Pages 50-76 | Published online: 26 Feb 2016
 

ABSTRACT

The tension between silence and vocalization, embrace and rejection, of Ainu ancestry has been a key factor in negotiating Ainu subjectivity since Ainu territories were colonized in 1869. As early as 1799, expressions of Ainu ethnicity were alternately cloaked and exaggerated as Japan vacillated between assimilation and segregation policies in eastern Hokkaido Ainu communities. Officially recognized as Japan's indigenous peoples in 2008, Ainu subjectivity has become increasingly politicized as the state and other stakeholders seek to define Ainu ethnicity for future legislation. Today Ainu belonging is frequently gauged by bodily metaphors of a vocalized blood. Cultural sensibility and blood are often conflated in Ainu discourses of identity: Ainu revivalists report that a sensation of “clamoring blood” (J: chi ga sawagu) inspires them to revisit ancestral memories and begin fashioning Ainu identities. Historically, intra-Ainu relations were not bound to blood but instead embodied in material expressions, such as invisible cords for women and crest-like emblems for men, symbols that enabled flexibility where needed. Since the twentieth century, the hyper focus on blood raises the specter of colonially imposed rhetorics of eugenics, assimilation policies, and specifically, the problem of race. Relatedness in the Ainu community is not exclusively defined by “consanguineal relations”; rather, a long history of adopting ethnic Japanese children and non-Ainu into Ainu families renders complex the question of identity. This article assesses how immutable notions of racial difference intersect with self-determination and current articulations of Ainu identity.

Acknowledgments

This article, which is a substantially expanded and revised version of Chapter 3 in my forthcoming book, The Fabric of Indigeneity: Modern Ainu Identity and Gender in Colonial Japan (School for Advanced Research Press and University of New Mexico Press, 2016), draws upon ethnographic work in Ainu communities (2004–2009). I am indebted to many Ainu friends who opened their homes and memories to me, especially Tōyama Saki. Special thanks to Jennifer Robertson, Mark K. Watson, Maile Arvin, and two anonymous reviewers for engaged reading and feedback on the manuscript.

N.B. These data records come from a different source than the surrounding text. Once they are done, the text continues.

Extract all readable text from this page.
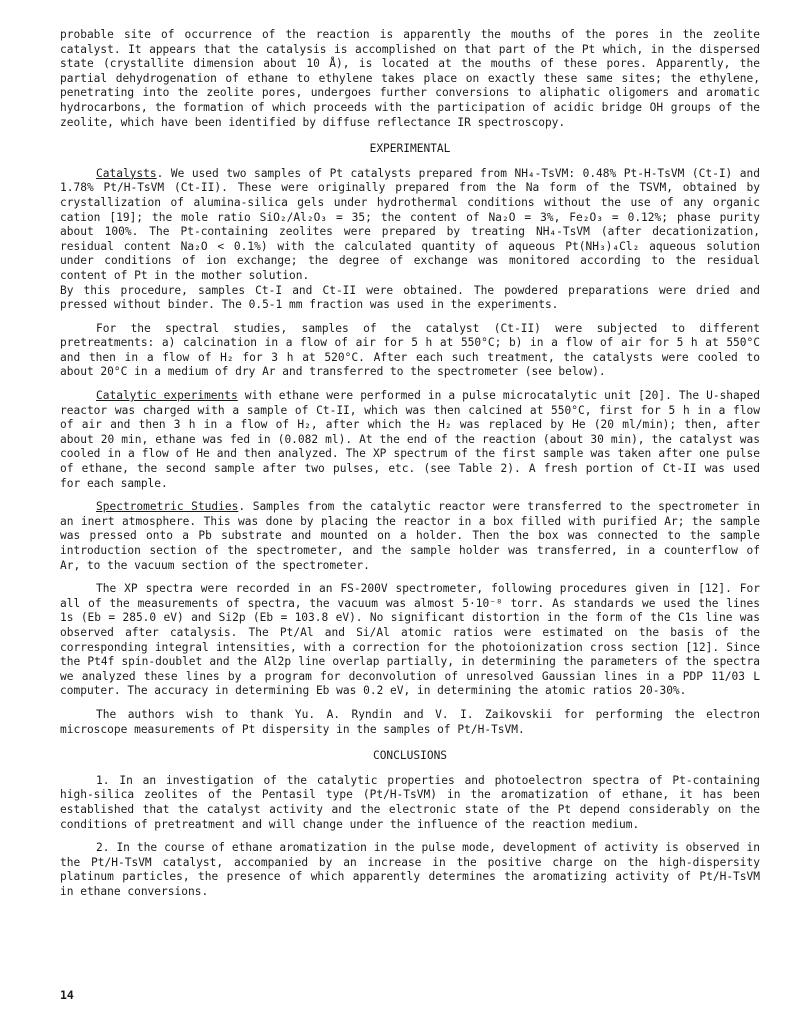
probable site of occurrence of the reaction is apparently the mouths of the pores in the zeolite catalyst. It appears that the catalysis is accomplished on that part of the Pt which, in the dispersed state (crystallite dimension about 10 Å), is located at the mouths of these pores. Apparently, the partial dehydrogenation of ethane to ethylene takes place on exactly these same sites; the ethylene, penetrating into the zeolite pores, undergoes further conversions to aliphatic oligomers and aromatic hydrocarbons, the formation of which proceeds with the participation of acidic bridge OH groups of the zeolite, which have been identified by diffuse reflectance IR spectroscopy.

EXPERIMENTAL

Catalysts. We used two samples of Pt catalysts prepared from NH₄-TsVM: 0.48% Pt-H-TsVM (Ct-I) and 1.78% Pt/H-TsVM (Ct-II). These were originally prepared from the Na form of the TSVM, obtained by crystallization of alumina-silica gels under hydrothermal conditions without the use of any organic cation [19]; the mole ratio SiO₂/Al₂O₃ = 35; the content of Na₂O = 3%, Fe₂O₃ = 0.12%; phase purity about 100%. The Pt-containing zeolites were prepared by treating NH₄-TsVM (after decationization, residual content Na₂O < 0.1%) with the calculated quantity of aqueous Pt(NH₃)₄Cl₂ aqueous solution under conditions of ion exchange; the degree of exchange was monitored according to the residual content of Pt in the mother solution.

By this procedure, samples Ct-I and Ct-II were obtained. The powdered preparations were dried and pressed without binder. The 0.5-1 mm fraction was used in the experiments.

For the spectral studies, samples of the catalyst (Ct-II) were subjected to different pretreatments: a) calcination in a flow of air for 5 h at 550°C; b) in a flow of air for 5 h at 550°C and then in a flow of H₂ for 3 h at 520°C. After each such treatment, the catalysts were cooled to about 20°C in a medium of dry Ar and transferred to the spectrometer (see below).

Catalytic experiments with ethane were performed in a pulse microcatalytic unit [20]. The U-shaped reactor was charged with a sample of Ct-II, which was then calcined at 550°C, first for 5 h in a flow of air and then 3 h in a flow of H₂, after which the H₂ was replaced by He (20 ml/min); then, after about 20 min, ethane was fed in (0.082 ml). At the end of the reaction (about 30 min), the catalyst was cooled in a flow of He and then analyzed. The XP spectrum of the first sample was taken after one pulse of ethane, the second sample after two pulses, etc. (see Table 2). A fresh portion of Ct-II was used for each sample.

Spectrometric Studies. Samples from the catalytic reactor were transferred to the spectrometer in an inert atmosphere. This was done by placing the reactor in a box filled with purified Ar; the sample was pressed onto a Pb substrate and mounted on a holder. Then the box was connected to the sample introduction section of the spectrometer, and the sample holder was transferred, in a counterflow of Ar, to the vacuum section of the spectrometer.

The XP spectra were recorded in an FS-200V spectrometer, following procedures given in [12]. For all of the measurements of spectra, the vacuum was almost 5·10⁻⁸ torr. As standards we used the lines 1s (Eb = 285.0 eV) and Si2p (Eb = 103.8 eV). No significant distortion in the form of the C1s line was observed after catalysis. The Pt/Al and Si/Al atomic ratios were estimated on the basis of the corresponding integral intensities, with a correction for the photoionization cross section [12]. Since the Pt4f spin-doublet and the Al2p line overlap partially, in determining the parameters of the spectra we analyzed these lines by a program for deconvolution of unresolved Gaussian lines in a PDP 11/03 L computer. The accuracy in determining Eb was 0.2 eV, in determining the atomic ratios 20-30%.

The authors wish to thank Yu. A. Ryndin and V. I. Zaikovskii for performing the electron microscope measurements of Pt dispersity in the samples of Pt/H-TsVM.

CONCLUSIONS

1. In an investigation of the catalytic properties and photoelectron spectra of Pt-containing high-silica zeolites of the Pentasil type (Pt/H-TsVM) in the aromatization of ethane, it has been established that the catalyst activity and the electronic state of the Pt depend considerably on the conditions of pretreatment and will change under the influence of the reaction medium.

2. In the course of ethane aromatization in the pulse mode, development of activity is observed in the Pt/H-TsVM catalyst, accompanied by an increase in the positive charge on the high-dispersity platinum particles, the presence of which apparently determines the aromatizing activity of Pt/H-TsVM in ethane conversions.

14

I am also grateful to discussant Takezawa Yasuko and fellow panelists John Davis, Hwaji Shin, and Yuko Okubo for critical feedback during the panel “Axes of Alterity” at the 2012 American Anthropological Association meetings.

Funding

Research for this article was made possible by the Fulbright-IIE Program, the Hellman Family Fund, the Japanese Society for the Promotion of Science Postdoctoral Research fellowship and the JSPS US Alumni Association BRIDGE Fellowship, the Social Science Research Council, the University of California Center for New Racial Studies, and the UCSB Academic Senate Faculty Research Grant.

Disclosure statement

No potential conflict of interest was reported by the author.

Notes on contributor

Dr ann-elise lewallen's research focuses on critical indigenous studies, gender studies, multiculturalism, and environmental justice in the context of contemporary Japan and in Japan's transnational relations. Her publications include The Fabric of Indigeneity: Contemporary Ainu Identity and Gender in Colonial Japan (School for Advanced Research Press and University of New Mexico Press, forthcoming 2016), wherein she analyzes indigenous Ainu women's use of clothwork and other cultural production as idioms of resistance and tools for trans-generational cultural revival initiatives across the Ainu community. She is also co-editor, with Mark Hudson and Mark Watson, of Beyond Ainu Studies: Changing Academic and Public Perspectives (University of Hawaii Press, 2014).

Notes

1 I carried out ethnographic fieldwork in Ainu communities for a total of five years from January 2004–August 2005, November 2006–November 2008, and then in the summers of 2009, 2011, 2013, and five months during 2014. This article is drawn primarily from fieldwork conducted between 2004 and 2009.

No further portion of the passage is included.